En la previa, los dirigidos por Alejandro Sabella eran los candidatos para quedarse con los tres puntos sin embargo, en la práctica todo fue distinto y fueron los locales quienes hicieron un papel a la perfección.
Fue Denis Stracqualursi el encargado de transformarse en héroe tripero y quebrar la valla de Agustín Orión en dos oportunidades, sin contar el tiro penal marrado en la parte complementaria.
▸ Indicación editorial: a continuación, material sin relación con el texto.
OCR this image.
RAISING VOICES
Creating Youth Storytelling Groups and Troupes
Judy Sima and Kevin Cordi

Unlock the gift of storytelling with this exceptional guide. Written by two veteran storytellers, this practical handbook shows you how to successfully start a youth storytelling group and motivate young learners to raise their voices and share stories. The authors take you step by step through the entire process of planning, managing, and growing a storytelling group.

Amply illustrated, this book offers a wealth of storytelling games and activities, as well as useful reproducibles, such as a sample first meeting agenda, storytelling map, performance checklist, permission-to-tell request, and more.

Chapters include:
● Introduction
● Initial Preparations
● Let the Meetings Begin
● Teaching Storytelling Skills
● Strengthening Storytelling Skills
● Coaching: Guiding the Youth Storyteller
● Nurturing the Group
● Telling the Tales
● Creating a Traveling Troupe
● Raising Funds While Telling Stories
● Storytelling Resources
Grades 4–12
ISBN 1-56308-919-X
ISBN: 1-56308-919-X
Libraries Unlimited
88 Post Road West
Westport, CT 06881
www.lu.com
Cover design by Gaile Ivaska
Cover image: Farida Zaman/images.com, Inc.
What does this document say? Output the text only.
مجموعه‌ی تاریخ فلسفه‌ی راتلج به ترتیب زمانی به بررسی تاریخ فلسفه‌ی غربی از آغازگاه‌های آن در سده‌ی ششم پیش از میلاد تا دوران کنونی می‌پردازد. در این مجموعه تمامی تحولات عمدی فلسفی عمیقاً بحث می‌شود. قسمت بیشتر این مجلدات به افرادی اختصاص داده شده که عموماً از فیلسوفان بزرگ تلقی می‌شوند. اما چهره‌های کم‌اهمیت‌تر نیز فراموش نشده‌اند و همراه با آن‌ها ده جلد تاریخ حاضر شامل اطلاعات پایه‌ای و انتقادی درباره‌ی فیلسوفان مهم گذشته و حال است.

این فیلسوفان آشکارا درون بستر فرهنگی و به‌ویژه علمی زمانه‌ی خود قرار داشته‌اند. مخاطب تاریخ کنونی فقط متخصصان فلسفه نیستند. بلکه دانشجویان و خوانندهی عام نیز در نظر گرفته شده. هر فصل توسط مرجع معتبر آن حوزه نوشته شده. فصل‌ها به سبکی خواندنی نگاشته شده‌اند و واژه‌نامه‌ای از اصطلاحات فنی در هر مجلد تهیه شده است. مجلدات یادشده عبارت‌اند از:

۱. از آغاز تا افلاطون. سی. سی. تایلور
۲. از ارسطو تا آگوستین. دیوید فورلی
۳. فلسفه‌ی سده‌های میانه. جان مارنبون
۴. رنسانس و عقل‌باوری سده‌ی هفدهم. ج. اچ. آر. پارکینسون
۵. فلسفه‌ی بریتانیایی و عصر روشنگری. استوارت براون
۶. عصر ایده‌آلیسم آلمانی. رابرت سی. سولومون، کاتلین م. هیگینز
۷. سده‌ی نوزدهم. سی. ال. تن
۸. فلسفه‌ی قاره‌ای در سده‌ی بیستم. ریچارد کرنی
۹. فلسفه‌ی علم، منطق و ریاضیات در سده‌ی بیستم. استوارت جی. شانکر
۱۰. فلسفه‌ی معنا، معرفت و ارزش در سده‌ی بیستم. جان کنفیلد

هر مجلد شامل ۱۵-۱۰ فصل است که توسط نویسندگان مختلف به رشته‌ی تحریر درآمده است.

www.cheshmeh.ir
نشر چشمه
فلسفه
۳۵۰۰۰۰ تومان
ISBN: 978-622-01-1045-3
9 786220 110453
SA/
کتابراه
La seguridad de Gastón Sessa y la excelente producción en la mitad de la cancha de Rinaudo, entregaron tranquilidad a sus delanteros, eficaces ellos a la hora de la definición.
Cuando parecía que el empate estaba al caer luego del descuento convertido por Verón, un contraataque letal decantó en el tercer y último grito, este convertido por Juan Cuevas tras un error del uno Pincharrata.
Al pueblo de Gimnasia poco le importa la tabla del descenso. Hoy sobran motivos para festejar y no es para menos, clásicos son clásicos y en el Clausura '10 se tiñó de azul y blanco, mientras que la otra mitad aguantará durante varios días los festejos de su eterno rival.